06.14
Pukul enam pagi, Haris berdiri tepat di depan cermin yang tergantung di salah satu dinding kamar bercat biru tua miliknya. Tangan kanannya asik menyisirkan rambut sementara tangan kirinya turut merapikan agar penampilannya semakin sempurna. Setelahnya ia menyambar ponselnya yang masih tersambung dengan pengisi daya sejak semalam.
Drrt.. drrtt
Getaran ponsel miliknya yang tak lama kemudian membuat sebuah notifikasi pop up muncul di layar membuat kedua alisnya bertaut. Haris menggerakkan ibu jarinya guna membuka notifikasi yang berasal dari Gia. Yang membuat kedua alisnya bertaut adalah fakta bahwa ini masih terlalu pagi untuknya menerima notifikasi dari gadis itu.
Gia Kakak, absenn
Kening Haris semakin mengernyit. Pagi banget? batinnya.
Namun pemuda yang kini hampir siap dengan penampilannya itu tetap mengetikkan balasan. Setelahnya, tanpa menunggu balasan Gia, Haris menyambar tasnya asal sambil memasukkan ponselnya ke dalam saku celana.
Haris melangkahkan kakinya perlahan menuruni satu persatu anak tangga. Lalu berhenti tepat di depan meja makan. Ia menarik kursi, meletakkan tas hitamnya di atas kursi yang selalu tak berpenghuni lantaran kurangnya satu anggota keluarga untuk set meja makan lima orang. Setelahnya ia menunjuk hidangan telur dadar setengah matang mirip yang biasa mereka beli dari restoran cepat saji, “Ini punya siapa, nih?”
“PUNYA HANUMM, JANGAN DIMAKAN!!” balas Hanum yang terdengar posesif dari arah dapur. Haris menoleh kepada gadis yang baru saja mengamankan sarapan paginya itu. Rupanya ia sedang membuat susu sebagai pelengkap sarapannya. Haris tak marah, pria itu terkekeh sebelum akhirnya menggelengkan kepalanya.
“Kamu mau, Kak? Mama bikinin ya?” ucap Mama yang baru saja tiba di sebelahnya. Wanita itu kemudian menyuruh Haura duduk di kursi yang berada di depan Haris untuk ikut sarapan.
“Nggak usah, Ma. Haris berangkat aja, gampang nanti sarapan di sekolah,” balasnya.
“Bener, nih?” tanya Mama memastikan. Haris hanya memberikan anggukan singkat untuk meyakinkan sang ibu. Setelahnya Mama tersenyum simpul seraya mengangguk, “Ya udah. Tapi jangan lupa sarapan ya!”
Pemuda itu lagi-lagi hanya mengangguk, kemudian mengambil tangan sang ibu untuk diciumnya.
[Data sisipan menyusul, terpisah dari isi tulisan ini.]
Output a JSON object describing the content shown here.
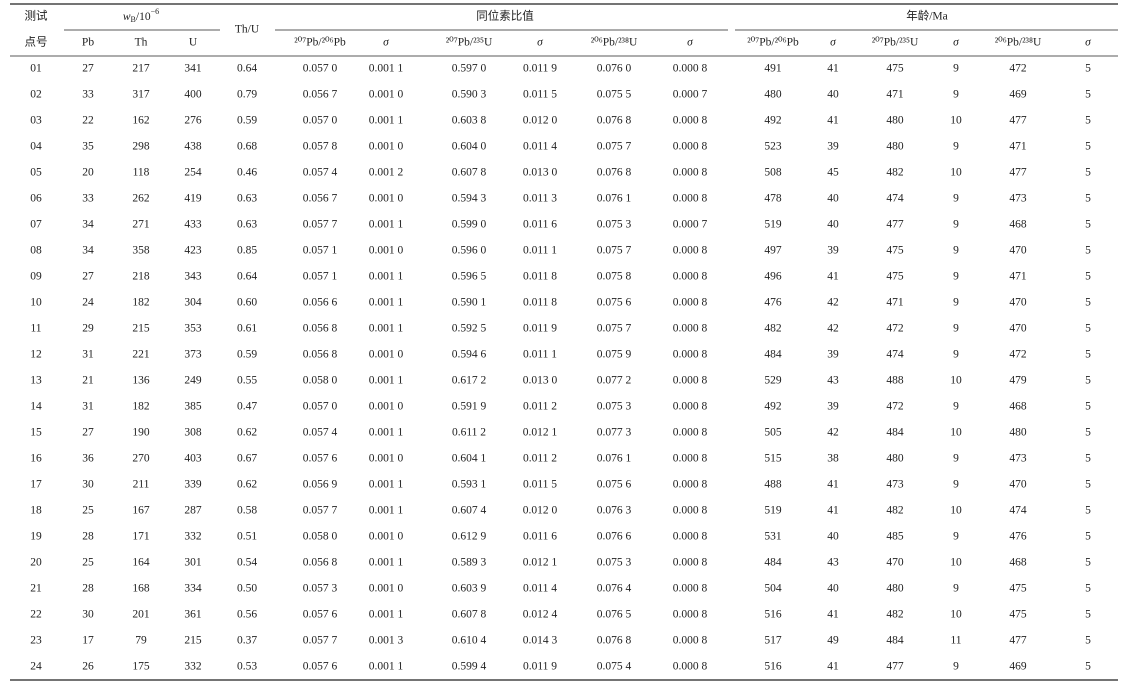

Meminta restu agar harinya berjalan dengan lancar. Tak lupa ia mengucap salam perpisahan kepada kedua adiknya yang akhirnya dibalas dengan ucapan-ucapan penuh cinta yang selalu membuat dadanya membuncah di pagi hari. Rasanya tak ada yang lebih berharga dan menenangkan dari ucapan 'hati-hati di jalan' dari manusia-manusia favoritnya yang setiap pagi mampir ke dalam rungunya.
Haris tersenyum senang ketika ia berjalan menuju rak sepatu. Ia mengambil sepatu miliknya dan memakainya. Setelah penampilannya lengkap, Haris bangkit berdiri. Tak lupa menepuk-nepuk sedikit bagian belakang celana putihnya agar tidak kotor.
Haris mengucap pamit sekali lagi. Dan sebelum ia benar-benar pergi, Haris mengambilkan sepatu Hanum yang masih bertengger di rak sepatu keluarganya. Kemudian meletakkannya di lantai dengan posisi sepatu menghadap pintu agar Hanum tinggal memakainya saat sudah selesai sarapan nanti. Selalu, Haris selalu menunjukkan perhatiannya melalui aksinya.
Sesampainya di sekolah, Haris memarkirkan motor di parkiran belakang. Jalanan cukup ramai pagi ini, membuatnya baru sampai di sekolah pukul 06.15 pagi. Alasan yang sangat mendukung bagi Haris untuk tidak menaruh tasnya di kelas terlebih dulu, melainkan ia harus segera stand by dan menjalankan tugasnya untuk piket pagi. Maka Haris memilih untuk menghampiri pos satpam dan menitipkan tasnya di sana. Toh, ia pun sudah berkawan baik dengan semua satpam sekolah.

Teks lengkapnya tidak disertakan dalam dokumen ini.